On a brief reading of varshney's article heres what I feel.

The article is trying to nuance corruption based on scale of output / or as a form of behaviour that shoud be mitigated by the electoral process (the relative weights in the electoral process that is.)

Preface a quote from Latha Jishnu in Down to Earth on occupy Wall street
"India is following a similar trajectory. Its budgets have turned increasing pro-business with six successive budgets since 2005-06, writing off corporate income tax amounting to Rs 3,74,937crore. In the current budget it was Rs 88,263 crore. So far there has been no focus on this aspect in a country where a million mutinies over daily injustices have left little time for such analysis. The outrage of the 99 per cent is spreading though'

1.Most corruption is not output based. It is transaction based siphoning even before any output of goods or services can be realized. In other words - fraud.

2. The huge subsidies that have thrived for decades in Indian politics - under the guise of land for industry / education / welfare - will not even qualify as corruption.

The deeper issue is the way corruption is through a direct subsidy - but cannot be identified as such.

I am not even including the rent collected in the disbursement of subsidy here.

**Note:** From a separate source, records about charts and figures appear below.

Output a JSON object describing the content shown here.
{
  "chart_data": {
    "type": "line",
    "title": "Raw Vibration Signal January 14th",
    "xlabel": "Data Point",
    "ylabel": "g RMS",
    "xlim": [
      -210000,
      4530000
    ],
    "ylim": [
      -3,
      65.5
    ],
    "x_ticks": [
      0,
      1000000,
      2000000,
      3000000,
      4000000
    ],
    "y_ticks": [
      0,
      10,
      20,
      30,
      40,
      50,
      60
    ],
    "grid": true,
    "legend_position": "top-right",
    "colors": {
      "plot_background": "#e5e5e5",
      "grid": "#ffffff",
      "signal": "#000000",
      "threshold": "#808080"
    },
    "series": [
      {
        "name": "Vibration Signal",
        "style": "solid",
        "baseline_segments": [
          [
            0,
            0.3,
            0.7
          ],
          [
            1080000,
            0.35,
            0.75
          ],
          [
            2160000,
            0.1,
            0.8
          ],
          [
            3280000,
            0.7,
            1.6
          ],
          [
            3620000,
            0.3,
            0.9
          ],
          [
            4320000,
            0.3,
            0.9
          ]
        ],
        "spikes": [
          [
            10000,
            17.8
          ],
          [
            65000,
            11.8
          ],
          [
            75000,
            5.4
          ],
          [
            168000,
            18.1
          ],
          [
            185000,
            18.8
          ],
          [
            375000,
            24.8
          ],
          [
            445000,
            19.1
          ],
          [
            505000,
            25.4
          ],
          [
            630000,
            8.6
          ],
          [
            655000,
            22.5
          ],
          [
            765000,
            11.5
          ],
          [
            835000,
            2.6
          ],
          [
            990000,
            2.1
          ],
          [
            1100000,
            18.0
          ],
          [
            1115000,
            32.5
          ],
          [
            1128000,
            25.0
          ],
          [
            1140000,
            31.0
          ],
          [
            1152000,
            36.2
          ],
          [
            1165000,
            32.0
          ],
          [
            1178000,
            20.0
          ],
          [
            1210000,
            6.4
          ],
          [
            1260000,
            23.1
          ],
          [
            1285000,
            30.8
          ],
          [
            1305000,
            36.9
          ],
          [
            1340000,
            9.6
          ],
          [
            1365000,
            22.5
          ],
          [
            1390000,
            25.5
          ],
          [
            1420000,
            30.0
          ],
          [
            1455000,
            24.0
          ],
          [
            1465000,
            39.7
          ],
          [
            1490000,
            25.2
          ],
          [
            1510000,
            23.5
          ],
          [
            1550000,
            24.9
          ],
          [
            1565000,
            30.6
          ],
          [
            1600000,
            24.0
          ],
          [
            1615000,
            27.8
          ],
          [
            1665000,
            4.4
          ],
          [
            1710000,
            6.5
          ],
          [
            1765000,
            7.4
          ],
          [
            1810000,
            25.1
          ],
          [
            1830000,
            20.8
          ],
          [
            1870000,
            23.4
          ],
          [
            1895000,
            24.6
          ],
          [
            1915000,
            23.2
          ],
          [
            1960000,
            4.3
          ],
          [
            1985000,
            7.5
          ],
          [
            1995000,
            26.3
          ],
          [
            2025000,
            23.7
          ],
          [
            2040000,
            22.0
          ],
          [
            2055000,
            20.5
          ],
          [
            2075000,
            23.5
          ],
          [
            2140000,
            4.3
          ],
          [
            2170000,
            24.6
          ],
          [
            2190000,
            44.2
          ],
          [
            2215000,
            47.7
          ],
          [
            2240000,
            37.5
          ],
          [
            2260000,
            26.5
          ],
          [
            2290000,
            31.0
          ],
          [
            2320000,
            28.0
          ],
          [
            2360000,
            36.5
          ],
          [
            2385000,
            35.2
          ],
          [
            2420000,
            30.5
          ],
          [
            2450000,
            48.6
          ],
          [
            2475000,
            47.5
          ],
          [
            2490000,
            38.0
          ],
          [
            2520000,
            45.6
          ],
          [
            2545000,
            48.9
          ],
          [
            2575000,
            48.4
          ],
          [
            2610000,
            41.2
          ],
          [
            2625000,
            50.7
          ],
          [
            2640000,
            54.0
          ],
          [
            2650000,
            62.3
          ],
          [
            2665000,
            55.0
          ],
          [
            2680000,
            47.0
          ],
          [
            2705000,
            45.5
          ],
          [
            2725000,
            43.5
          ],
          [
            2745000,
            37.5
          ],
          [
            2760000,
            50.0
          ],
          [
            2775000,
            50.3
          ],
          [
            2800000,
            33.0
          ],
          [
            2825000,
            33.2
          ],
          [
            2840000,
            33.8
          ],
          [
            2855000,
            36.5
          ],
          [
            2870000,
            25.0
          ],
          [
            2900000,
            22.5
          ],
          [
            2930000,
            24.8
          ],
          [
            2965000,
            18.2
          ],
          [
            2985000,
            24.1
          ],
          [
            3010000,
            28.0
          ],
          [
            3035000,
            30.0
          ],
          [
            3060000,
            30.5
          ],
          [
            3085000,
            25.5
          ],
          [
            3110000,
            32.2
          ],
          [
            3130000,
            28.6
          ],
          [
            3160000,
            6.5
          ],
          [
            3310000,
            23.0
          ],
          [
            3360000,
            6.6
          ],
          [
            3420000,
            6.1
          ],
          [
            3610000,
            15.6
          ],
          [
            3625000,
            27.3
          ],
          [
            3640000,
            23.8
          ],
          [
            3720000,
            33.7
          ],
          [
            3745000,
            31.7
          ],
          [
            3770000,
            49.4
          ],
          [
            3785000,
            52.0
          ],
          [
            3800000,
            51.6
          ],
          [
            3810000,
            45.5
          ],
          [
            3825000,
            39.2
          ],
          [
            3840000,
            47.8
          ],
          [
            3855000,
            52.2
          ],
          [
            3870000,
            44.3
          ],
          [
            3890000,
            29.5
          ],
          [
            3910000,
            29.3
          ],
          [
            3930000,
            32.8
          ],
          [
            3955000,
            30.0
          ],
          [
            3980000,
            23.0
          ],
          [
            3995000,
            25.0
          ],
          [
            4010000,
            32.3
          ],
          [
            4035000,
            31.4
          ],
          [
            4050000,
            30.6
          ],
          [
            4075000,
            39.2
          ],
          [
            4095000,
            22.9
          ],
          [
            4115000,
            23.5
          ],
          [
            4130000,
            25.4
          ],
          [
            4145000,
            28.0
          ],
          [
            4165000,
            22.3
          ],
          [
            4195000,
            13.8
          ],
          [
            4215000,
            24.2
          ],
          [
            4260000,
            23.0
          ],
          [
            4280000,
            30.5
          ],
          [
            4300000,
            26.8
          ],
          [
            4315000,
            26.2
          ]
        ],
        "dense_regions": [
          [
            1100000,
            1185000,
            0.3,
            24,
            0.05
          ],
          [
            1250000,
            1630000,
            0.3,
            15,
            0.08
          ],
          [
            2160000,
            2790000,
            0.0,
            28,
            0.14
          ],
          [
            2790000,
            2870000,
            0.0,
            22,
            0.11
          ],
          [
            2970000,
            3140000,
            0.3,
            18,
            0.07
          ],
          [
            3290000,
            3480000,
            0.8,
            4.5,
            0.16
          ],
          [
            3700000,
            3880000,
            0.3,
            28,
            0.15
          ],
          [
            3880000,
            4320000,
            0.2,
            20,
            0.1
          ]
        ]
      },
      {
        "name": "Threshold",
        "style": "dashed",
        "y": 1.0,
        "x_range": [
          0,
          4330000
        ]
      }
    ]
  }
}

2. How will the 2G scam be classified using this logic - the locus could be city based - akin to people rob banks because thats where the money is.

3. The transactional rent seeking in the RTO is not related to any output - it is simply a due process of interaction with the RTO bureaucracy - how is this classified?

This may be small - but adds up to a significantly large number that creates wealthy RTO employees - again with no productive output.

The subsidy offered to rural areas through fertilizers etc., is again pocketed by industries.

Rich farmers and industrialists (wherever they are located) draw huge subsidies ostensibly directed at improving rural areas.

I think the urban vs rural is a poor way to evaluate corruption - particularly in a country where corruption is ubiquitous.

The abstract theorizing from a political scientist obfuscates the simple reality - people followed the protest because there was somebody with credibility to lead.

The establishments continuous attack on the credibility of the inividuals involved - is clearly the counter strategy.

Indians are easily carried away by self - righteous moral equivalence and the oft repeated self flagellation -"we are the corruption that we see in others" -( I have never understood that though).

The question of why now - accords too much historical value - to a haphazard outcome of circumstance -as though some inflection point was the necessary trigger.

One thing can clearly be said - the bang for the buck - in corruption proceeds through privatization was faster in turn around time and larger in scale - the bigger fish moved out of shallower waters into larger (wholesale) corruption- but nothing changed in the retail part of our corruption story.


KP said...

Dear Gulzar,

This line completely rings true ... from your note "Since the pie has expanded dramatically, the upper levels of the political establishment can now feast on these larger opportunities and leave their local minions to corner the older set of opportunities." .. perfectly said.